Although reduced payment shock for borrowers with resetting ARMs may seem like cause for celebration, Inman News cautions that it may be too soon to break out the champagne as the latest economic letter from the Federal Reserve Bank of San Francisco points out that regional variations in delinquency rates are most commonly the result of declining house prices–regardless of whether the borrowers are prime or subprime and whether the loans are fixed-rate or ARMs. For that story and more, check out Big Builder's bi-weekly blog roundup.

The LIBOR rate jump from 2.7% on April 14 to 2.9% on April 18 affects approximately $9 trillion worth of debt worldwide, which will damage both the residential real estate market as well as the commercial sector, according to Seeking Alpha.

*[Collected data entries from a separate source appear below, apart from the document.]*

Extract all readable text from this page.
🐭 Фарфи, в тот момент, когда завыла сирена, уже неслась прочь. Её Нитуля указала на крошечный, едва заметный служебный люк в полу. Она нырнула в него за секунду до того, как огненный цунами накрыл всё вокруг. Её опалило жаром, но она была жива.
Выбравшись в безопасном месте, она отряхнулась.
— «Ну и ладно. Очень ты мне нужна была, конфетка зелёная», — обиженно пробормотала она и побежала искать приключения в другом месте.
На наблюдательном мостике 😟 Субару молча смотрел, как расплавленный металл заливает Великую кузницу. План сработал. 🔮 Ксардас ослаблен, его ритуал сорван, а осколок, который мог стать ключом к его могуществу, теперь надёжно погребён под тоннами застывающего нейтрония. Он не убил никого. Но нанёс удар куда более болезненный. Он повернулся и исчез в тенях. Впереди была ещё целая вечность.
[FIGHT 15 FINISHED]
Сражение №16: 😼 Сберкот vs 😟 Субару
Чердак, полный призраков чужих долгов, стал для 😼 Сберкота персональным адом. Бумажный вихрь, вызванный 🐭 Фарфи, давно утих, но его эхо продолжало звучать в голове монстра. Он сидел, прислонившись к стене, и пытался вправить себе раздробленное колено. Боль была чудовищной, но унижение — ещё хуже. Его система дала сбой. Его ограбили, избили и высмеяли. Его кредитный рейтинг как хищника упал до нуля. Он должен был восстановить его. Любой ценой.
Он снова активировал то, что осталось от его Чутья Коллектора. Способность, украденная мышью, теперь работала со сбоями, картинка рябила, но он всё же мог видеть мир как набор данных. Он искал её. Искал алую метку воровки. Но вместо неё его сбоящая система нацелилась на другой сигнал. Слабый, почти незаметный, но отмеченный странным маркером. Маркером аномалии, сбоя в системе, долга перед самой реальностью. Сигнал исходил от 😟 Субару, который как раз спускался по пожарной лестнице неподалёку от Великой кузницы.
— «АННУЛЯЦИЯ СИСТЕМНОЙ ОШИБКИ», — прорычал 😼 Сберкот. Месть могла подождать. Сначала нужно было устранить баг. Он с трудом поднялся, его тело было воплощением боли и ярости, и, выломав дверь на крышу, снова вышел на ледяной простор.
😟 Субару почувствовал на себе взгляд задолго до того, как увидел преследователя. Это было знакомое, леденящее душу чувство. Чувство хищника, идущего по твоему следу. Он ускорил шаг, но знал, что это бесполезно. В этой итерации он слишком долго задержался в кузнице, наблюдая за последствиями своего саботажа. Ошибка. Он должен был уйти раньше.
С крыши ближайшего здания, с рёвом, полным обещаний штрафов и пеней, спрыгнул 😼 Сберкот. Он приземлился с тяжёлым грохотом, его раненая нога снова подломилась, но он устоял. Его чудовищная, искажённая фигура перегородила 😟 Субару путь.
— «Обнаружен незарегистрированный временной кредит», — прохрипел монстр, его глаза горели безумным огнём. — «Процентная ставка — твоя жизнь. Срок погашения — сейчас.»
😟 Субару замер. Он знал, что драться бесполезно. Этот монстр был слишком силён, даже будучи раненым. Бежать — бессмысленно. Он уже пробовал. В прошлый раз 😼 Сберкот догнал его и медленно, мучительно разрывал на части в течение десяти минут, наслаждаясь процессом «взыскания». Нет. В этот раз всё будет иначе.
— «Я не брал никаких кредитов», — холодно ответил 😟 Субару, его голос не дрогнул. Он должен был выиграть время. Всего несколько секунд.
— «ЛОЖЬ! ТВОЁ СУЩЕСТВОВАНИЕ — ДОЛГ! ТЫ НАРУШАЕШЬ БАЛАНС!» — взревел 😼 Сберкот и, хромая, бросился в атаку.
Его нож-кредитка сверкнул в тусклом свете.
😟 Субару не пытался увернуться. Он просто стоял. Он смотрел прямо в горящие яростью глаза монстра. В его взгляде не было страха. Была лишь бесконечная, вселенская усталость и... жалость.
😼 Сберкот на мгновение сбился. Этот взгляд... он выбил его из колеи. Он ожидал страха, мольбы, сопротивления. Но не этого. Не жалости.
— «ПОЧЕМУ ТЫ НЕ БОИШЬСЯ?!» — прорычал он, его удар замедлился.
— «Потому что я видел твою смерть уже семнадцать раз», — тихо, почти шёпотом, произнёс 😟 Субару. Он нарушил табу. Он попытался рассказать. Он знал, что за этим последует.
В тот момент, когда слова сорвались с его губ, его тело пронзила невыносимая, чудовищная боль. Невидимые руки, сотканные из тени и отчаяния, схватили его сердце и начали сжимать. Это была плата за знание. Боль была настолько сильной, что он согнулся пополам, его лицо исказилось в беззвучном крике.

While the announcement of massive layoffs may serve to improve a company's stock, Dr. Housing Bubble reminds us that it is typically bad news for the economy.

Although the Wall Street Journal reported last week that real estate prices were declining on Manhattan's northern edge, numbers released today in the Daily News show a positive pricing trend in the high-end of the market.

Fifty cents on the dollar isn't enough to spur the waning luxury real estate market in Florida, according to The Housing Bubble.

While Canada's real estate market has remained strong despite the troubled times seen in the United States, a new report from the Canadian Real Estate Association indicates that a downturn may be on the horizon; BusinessWeek's Hot Property asserts that the average year-over-year home price increase of 5.5% in 1Q2008 is the country's smallest annual jump since 4Q2001.